Issati a gemito e poderose membra nella dilaniata brace, a solfeggio di vigorie abissali ove l’alba, promiscua, piove ai docili profumi e odori neri
Indefinita è proprio la vaghezza, polmonare striscia aromatica e di romantiche guglie, assapora vette inarcate di ciglia mie tinte, e se n’estingue con disinvolti ghirigori ad aereo matto, flemma che luccica e, ammantata nell’armonioso drappeggio, grappolo d’uva a labbra mia color dissolvenza, con futile squittio s’affligge sinergica alle chiese morenti dal “cipiglio” oscurato in grotte ove s’attenta a incolumi innocenze, filastrocca ripugnante di rughe già assassinate di questa tenebra “mansueta”, omertà che scricchiola, bacia lembi sol lambiti e poi guasconi di risa e irto odore, nell’orrore che spegne le iridi e, ipnotico, così come si nutre d’essenza vanesia, n’opprime l’alcolico nostro gioire non più e già ocra di giallo svanire.
Udii singhiozzi e brama, straziato mio svenire e baci che tingono il pallore da sublimare, da soggiogare in pitture astrali o astratto Cuore.
Feroci assalti e scoppiati nitori, a bordo d’un roseo non esserci.
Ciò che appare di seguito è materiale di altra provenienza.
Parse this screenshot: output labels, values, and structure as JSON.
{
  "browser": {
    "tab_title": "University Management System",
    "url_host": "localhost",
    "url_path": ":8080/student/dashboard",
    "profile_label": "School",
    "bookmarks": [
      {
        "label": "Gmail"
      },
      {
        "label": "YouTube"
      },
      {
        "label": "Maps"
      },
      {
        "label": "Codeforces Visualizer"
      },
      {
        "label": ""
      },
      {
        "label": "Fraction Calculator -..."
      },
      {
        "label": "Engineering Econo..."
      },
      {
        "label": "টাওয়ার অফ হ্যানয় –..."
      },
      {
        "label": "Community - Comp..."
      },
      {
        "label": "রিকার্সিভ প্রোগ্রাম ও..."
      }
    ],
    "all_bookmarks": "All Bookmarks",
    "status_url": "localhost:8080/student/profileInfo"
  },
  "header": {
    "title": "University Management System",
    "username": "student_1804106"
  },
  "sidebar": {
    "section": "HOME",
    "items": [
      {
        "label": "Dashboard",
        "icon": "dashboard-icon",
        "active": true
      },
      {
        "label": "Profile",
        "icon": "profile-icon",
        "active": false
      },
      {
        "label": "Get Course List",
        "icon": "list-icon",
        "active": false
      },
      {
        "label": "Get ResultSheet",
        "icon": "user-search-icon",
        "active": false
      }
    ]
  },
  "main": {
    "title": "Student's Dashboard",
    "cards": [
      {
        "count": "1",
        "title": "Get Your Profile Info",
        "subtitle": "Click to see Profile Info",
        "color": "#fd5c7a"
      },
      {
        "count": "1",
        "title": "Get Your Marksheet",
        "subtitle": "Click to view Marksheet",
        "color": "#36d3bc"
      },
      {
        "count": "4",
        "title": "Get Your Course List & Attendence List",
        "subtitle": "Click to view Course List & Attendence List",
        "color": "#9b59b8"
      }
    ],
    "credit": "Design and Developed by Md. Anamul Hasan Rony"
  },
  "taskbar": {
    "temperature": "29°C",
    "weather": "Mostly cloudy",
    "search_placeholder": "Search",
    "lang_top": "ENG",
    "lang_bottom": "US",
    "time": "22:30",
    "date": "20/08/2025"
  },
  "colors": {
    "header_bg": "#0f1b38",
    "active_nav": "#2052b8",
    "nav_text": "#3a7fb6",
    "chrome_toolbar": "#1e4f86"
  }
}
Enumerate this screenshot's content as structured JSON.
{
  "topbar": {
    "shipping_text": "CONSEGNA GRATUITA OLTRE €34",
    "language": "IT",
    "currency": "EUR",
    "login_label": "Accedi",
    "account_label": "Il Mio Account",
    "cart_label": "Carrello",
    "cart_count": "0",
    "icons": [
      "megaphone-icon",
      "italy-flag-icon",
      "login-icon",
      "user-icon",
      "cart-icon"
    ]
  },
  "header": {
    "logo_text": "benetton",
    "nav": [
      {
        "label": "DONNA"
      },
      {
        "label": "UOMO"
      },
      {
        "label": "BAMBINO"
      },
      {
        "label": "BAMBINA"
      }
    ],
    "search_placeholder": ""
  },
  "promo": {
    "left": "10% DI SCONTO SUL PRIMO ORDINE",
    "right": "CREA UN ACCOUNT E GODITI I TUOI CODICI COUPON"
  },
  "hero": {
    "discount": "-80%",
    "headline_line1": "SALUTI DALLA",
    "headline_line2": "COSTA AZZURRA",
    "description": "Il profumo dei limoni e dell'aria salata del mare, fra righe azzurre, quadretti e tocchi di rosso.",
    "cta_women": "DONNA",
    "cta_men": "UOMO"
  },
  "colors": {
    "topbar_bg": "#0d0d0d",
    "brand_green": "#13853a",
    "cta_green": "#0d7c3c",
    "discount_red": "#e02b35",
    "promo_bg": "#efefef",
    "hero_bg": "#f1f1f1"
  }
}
Non più crepuscolo.
Potenza di fuoco, rispetto all’essere sé. In un Mondo mendace e bugiardo di vanaglorie e sospetti a uccidere.
Assedio. Porte cigolanti, scardinate, divelte da una furia che sposa la vendetta più raffinata, coltelli affilati, un occhio di vetro a febbre vorace, irreprimibile da tacere il mostro, soffocarlo in ogni mossa e tentazioni sue a “scolpire” altro nervo che s’infiammerà.
Un’arsa e magniloquente virtù ch’è mitragliatrice e cenacolo delle ingiustizie, “vinto” sangue al volteggiare come “ossidrica” morte, ché diluirà gli abomini per accenderli nei vagiti della lussuria, dell’incompresa anima ora eretta a santificarsi e mordere di famelico “feretro” reciso.
Scagliata dalla tomba a resurrezione e avido asfissiarli, casa nel bosco a stritolarli nella paura, nell’orlo luciferino del rapimento e del ri-morso.
Una vendetta paurosa, nel brivido tesissimo del grido agghiacciante, sparato in gola a ghigliottina del terrore e dell’arma non genuflessa al “pittarli” con baldoria goliardica nel rosso ammazzarli.
Tutti, tutti moriranno, nel taglio inferto, distruttore!
E la punizione sarà diletto e pari atrocità!